There are various ways in which unwanted DC voltages can creep into the audio signal in audio equipment. Those DC voltages must be minimized. The traditional way to do this is to send the audio signal through a capacitor. Unfortunately, there is the smearing effect due to dielectric absorption. Some capacitors are much better than others in this regard, but the best approach is to have NO capacitors in the signal path. This requires different methods of minimizing the unwanted DC voltages.

All of my mic preamp products employ two methods of minimizing the DC voltages without sending the signal through any capacitors: Input bias current compensation circuitry, and DC servo circuitry. The input bias current compensation circuitry injects a very small amount of current into the inverting and non-inverting inputs of the 990 op-amp. This nulls out the small amounts of input bias current that flow from those inputs, reducing unwanted DC voltages at the input side of the 990. The DC servo circuitry constantly checks the output of the 990 for the presence of DC voltage. If any DC voltage appears at the 990 output, the DC servo circuit sends a correcting voltage back to the inverting input of the 990 to null it out.

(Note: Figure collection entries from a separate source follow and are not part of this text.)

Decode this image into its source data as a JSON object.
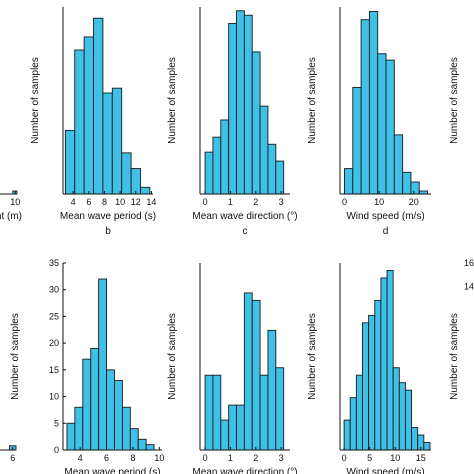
{
  "colors": {
    "bar_fill": "#3FC0E6",
    "bar_edge": "#1a1a1a",
    "axis": "#111111"
  },
  "chart_data": [
    {
      "type": "bar",
      "panel_letter": "",
      "xlabel": "ight (m)",
      "ylabel": "",
      "xlim": [
        0,
        10.5
      ],
      "ylim": [
        0,
        500
      ],
      "xticks": [
        {
          "value": 10,
          "label": "10"
        }
      ],
      "yticks": [],
      "bins": [
        {
          "x0": 9.3,
          "x1": 10.5,
          "value": 8
        }
      ]
    },
    {
      "type": "bar",
      "panel_letter": "b",
      "xlabel": "Mean wave period (s)",
      "ylabel": "Number of samples",
      "xlim": [
        2.7,
        14.2
      ],
      "ylim": [
        0,
        500
      ],
      "xticks": [
        {
          "value": 4,
          "label": "4"
        },
        {
          "value": 6,
          "label": "6"
        },
        {
          "value": 8,
          "label": "8"
        },
        {
          "value": 10,
          "label": "10"
        },
        {
          "value": 12,
          "label": "12"
        },
        {
          "value": 14,
          "label": "14"
        }
      ],
      "yticks": [
        {
          "value": 0,
          "label": ""
        }
      ],
      "bins": [
        {
          "x0": 3.0,
          "x1": 4.2,
          "value": 170
        },
        {
          "x0": 4.2,
          "x1": 5.4,
          "value": 385
        },
        {
          "x0": 5.4,
          "x1": 6.6,
          "value": 420
        },
        {
          "x0": 6.6,
          "x1": 7.8,
          "value": 470
        },
        {
          "x0": 7.8,
          "x1": 9.0,
          "value": 270
        },
        {
          "x0": 9.0,
          "x1": 10.2,
          "value": 283
        },
        {
          "x0": 10.2,
          "x1": 11.4,
          "value": 110
        },
        {
          "x0": 11.4,
          "x1": 12.6,
          "value": 68
        },
        {
          "x0": 12.6,
          "x1": 13.8,
          "value": 18
        }
      ]
    },
    {
      "type": "bar",
      "panel_letter": "c",
      "xlabel": "Mean wave direction (°)",
      "ylabel": "Number of samples",
      "xlim": [
        -0.2,
        3.35
      ],
      "ylim": [
        0,
        500
      ],
      "xticks": [
        {
          "value": 0,
          "label": "0"
        },
        {
          "value": 1,
          "label": "1"
        },
        {
          "value": 2,
          "label": "2"
        },
        {
          "value": 3,
          "label": "3"
        }
      ],
      "yticks": [
        {
          "value": 0,
          "label": ""
        }
      ],
      "bins": [
        {
          "x0": 0.0,
          "x1": 0.31,
          "value": 112
        },
        {
          "x0": 0.31,
          "x1": 0.62,
          "value": 152
        },
        {
          "x0": 0.62,
          "x1": 0.93,
          "value": 198
        },
        {
          "x0": 0.93,
          "x1": 1.24,
          "value": 456
        },
        {
          "x0": 1.24,
          "x1": 1.55,
          "value": 490
        },
        {
          "x0": 1.55,
          "x1": 1.86,
          "value": 478
        },
        {
          "x0": 1.86,
          "x1": 2.17,
          "value": 380
        },
        {
          "x0": 2.17,
          "x1": 2.48,
          "value": 235
        },
        {
          "x0": 2.48,
          "x1": 2.79,
          "value": 133
        },
        {
          "x0": 2.79,
          "x1": 3.1,
          "value": 88
        }
      ]
    },
    {
      "type": "bar",
      "panel_letter": "d",
      "xlabel": "Wind speed (m/s)",
      "ylabel": "Number of samples",
      "xlim": [
        -1.3,
        25
      ],
      "ylim": [
        0,
        500
      ],
      "xticks": [
        {
          "value": 0,
          "label": "0"
        },
        {
          "value": 10,
          "label": "10"
        },
        {
          "value": 20,
          "label": "20"
        }
      ],
      "yticks": [
        {
          "value": 0,
          "label": ""
        }
      ],
      "bins": [
        {
          "x0": 0.0,
          "x1": 2.4,
          "value": 68
        },
        {
          "x0": 2.4,
          "x1": 4.8,
          "value": 285
        },
        {
          "x0": 4.8,
          "x1": 7.2,
          "value": 466
        },
        {
          "x0": 7.2,
          "x1": 9.6,
          "value": 488
        },
        {
          "x0": 9.6,
          "x1": 12.0,
          "value": 375
        },
        {
          "x0": 12.0,
          "x1": 14.4,
          "value": 358
        },
        {
          "x0": 14.4,
          "x1": 16.8,
          "value": 158
        },
        {
          "x0": 16.8,
          "x1": 19.2,
          "value": 58
        },
        {
          "x0": 19.2,
          "x1": 21.6,
          "value": 32
        },
        {
          "x0": 21.6,
          "x1": 24.0,
          "value": 8
        }
      ]
    },
    {
      "type": "bar",
      "panel_letter": "",
      "xlabel": "",
      "ylabel": "",
      "xlim": [
        0,
        6.6
      ],
      "ylim": [
        0,
        35
      ],
      "xticks": [
        {
          "value": 6,
          "label": "6"
        }
      ],
      "yticks": [],
      "bins": [
        {
          "x0": 5.4,
          "x1": 6.6,
          "value": 0.8
        }
      ]
    },
    {
      "type": "bar",
      "panel_letter": "",
      "xlabel": "Mean wave period (s)",
      "ylabel": "Number of samples",
      "xlim": [
        2.7,
        10.2
      ],
      "ylim": [
        0,
        35
      ],
      "xticks": [
        {
          "value": 4,
          "label": "4"
        },
        {
          "value": 6,
          "label": "6"
        },
        {
          "value": 8,
          "label": "8"
        },
        {
          "value": 10,
          "label": "10"
        }
      ],
      "yticks": [
        {
          "value": 0,
          "label": "0"
        },
        {
          "value": 5,
          "label": "5"
        },
        {
          "value": 10,
          "label": "10"
        },
        {
          "value": 15,
          "label": "15"
        },
        {
          "value": 20,
          "label": "20"
        },
        {
          "value": 25,
          "label": "25"
        },
        {
          "value": 30,
          "label": "30"
        },
        {
          "value": 35,
          "label": "35"
        }
      ],
      "bins": [
        {
          "x0": 3.0,
          "x1": 3.6,
          "value": 5
        },
        {
          "x0": 3.6,
          "x1": 4.2,
          "value": 8
        },
        {
          "x0": 4.2,
          "x1": 4.8,
          "value": 17
        },
        {
          "x0": 4.8,
          "x1": 5.4,
          "value": 19
        },
        {
          "x0": 5.4,
          "x1": 6.0,
          "value": 32
        },
        {
          "x0": 6.0,
          "x1": 6.6,
          "value": 15
        },
        {
          "x0": 6.6,
          "x1": 7.2,
          "value": 13
        },
        {
          "x0": 7.2,
          "x1": 7.8,
          "value": 8
        },
        {
          "x0": 7.8,
          "x1": 8.4,
          "value": 4
        },
        {
          "x0": 8.4,
          "x1": 9.0,
          "value": 2
        },
        {
          "x0": 9.0,
          "x1": 9.6,
          "value": 1
        }
      ]
    },
    {
      "type": "bar",
      "panel_letter": "",
      "xlabel": "Mean wave direction (°)",
      "ylabel": "Number of samples",
      "xlim": [
        -0.2,
        3.35
      ],
      "ylim": [
        0,
        25
      ],
      "xticks": [
        {
          "value": 0,
          "label": "0"
        },
        {
          "value": 1,
          "label": "1"
        },
        {
          "value": 2,
          "label": "2"
        },
        {
          "value": 3,
          "label": "3"
        }
      ],
      "yticks": [
        {
          "value": 0,
          "label": ""
        }
      ],
      "bins": [
        {
          "x0": 0.0,
          "x1": 0.31,
          "value": 10
        },
        {
          "x0": 0.31,
          "x1": 0.62,
          "value": 10
        },
        {
          "x0": 0.62,
          "x1": 0.93,
          "value": 4
        },
        {
          "x0": 0.93,
          "x1": 1.24,
          "value": 6
        },
        {
          "x0": 1.24,
          "x1": 1.55,
          "value": 6
        },
        {
          "x0": 1.55,
          "x1": 1.86,
          "value": 21
        },
        {
          "x0": 1.86,
          "x1": 2.17,
          "value": 20
        },
        {
          "x0": 2.17,
          "x1": 2.48,
          "value": 10
        },
        {
          "x0": 2.48,
          "x1": 2.79,
          "value": 16
        },
        {
          "x0": 2.79,
          "x1": 3.1,
          "value": 11
        }
      ]
    },
    {
      "type": "bar",
      "panel_letter": "",
      "xlabel": "Wind speed (m/s)",
      "ylabel": "Number of samples",
      "xlim": [
        -0.8,
        17
      ],
      "ylim": [
        0,
        25
      ],
      "xticks": [
        {
          "value": 0,
          "label": "0"
        },
        {
          "value": 5,
          "label": "5"
        },
        {
          "value": 10,
          "label": "10"
        },
        {
          "value": 15,
          "label": "15"
        }
      ],
      "yticks": [
        {
          "value": 0,
          "label": ""
        }
      ],
      "bins": [
        {
          "x0": 0.0,
          "x1": 1.2,
          "value": 4
        },
        {
          "x0": 1.2,
          "x1": 2.4,
          "value": 7
        },
        {
          "x0": 2.4,
          "x1": 3.6,
          "value": 10
        },
        {
          "x0": 3.6,
          "x1": 4.8,
          "value": 17
        },
        {
          "x0": 4.8,
          "x1": 6.0,
          "value": 18
        },
        {
          "x0": 6.0,
          "x1": 7.2,
          "value": 20
        },
        {
          "x0": 7.2,
          "x1": 8.4,
          "value": 23
        },
        {
          "x0": 8.4,
          "x1": 9.6,
          "value": 24
        },
        {
          "x0": 9.6,
          "x1": 10.8,
          "value": 11
        },
        {
          "x0": 10.8,
          "x1": 12.0,
          "value": 9
        },
        {
          "x0": 12.0,
          "x1": 13.2,
          "value": 8
        },
        {
          "x0": 13.2,
          "x1": 14.4,
          "value": 3
        },
        {
          "x0": 14.4,
          "x1": 15.6,
          "value": 2
        },
        {
          "x0": 15.6,
          "x1": 16.8,
          "value": 1
        }
      ]
    },
    {
      "type": "bar",
      "panel_letter": "",
      "xlabel": "",
      "ylabel": "Number of samples",
      "xlim": [
        0,
        1
      ],
      "ylim": [
        0,
        16
      ],
      "xticks": [],
      "yticks": [
        {
          "value": 14,
          "label": "14"
        },
        {
          "value": 16,
          "label": "16"
        }
      ],
      "bins": []
    },
    {
      "type": "bar",
      "panel_letter": "",
      "xlabel": "",
      "ylabel": "Number of samples",
      "xlim": [
        0,
        1
      ],
      "ylim": [
        0,
        500
      ],
      "xticks": [],
      "yticks": [],
      "bins": []
    }
  ]
}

Well, I can see one problem right off the bat. How do you deal with phantom power when you are blocking the DC flow?

Mic preamps have an additional DC voltage problem: the +48VDC phantom power supply. It must be allowed to travel back to a condenser mic to provide power, but not forward into the amplifier circuitry of the mic preamp where the high voltage could cause damage. There are two ways to block this voltage: capacitors or transformers. Transformerless mic preamps have to use capacitors to block the phantom power supply, with the side effect of smearing from dielectric absorption. A mic preamp with an input transformer does not need capacitors to block the +48VDC because a transformer inherently blocks DC voltages *without* the problems of dielectric absorption.

So, the argument is: Which is better, capacitors or transformers? It depends on the amount of dielectric absorption in the capacitor vs. the degree of nonlinearity in the transformer. I use the very best of the Jensen mic input transformers, the JT-16-B.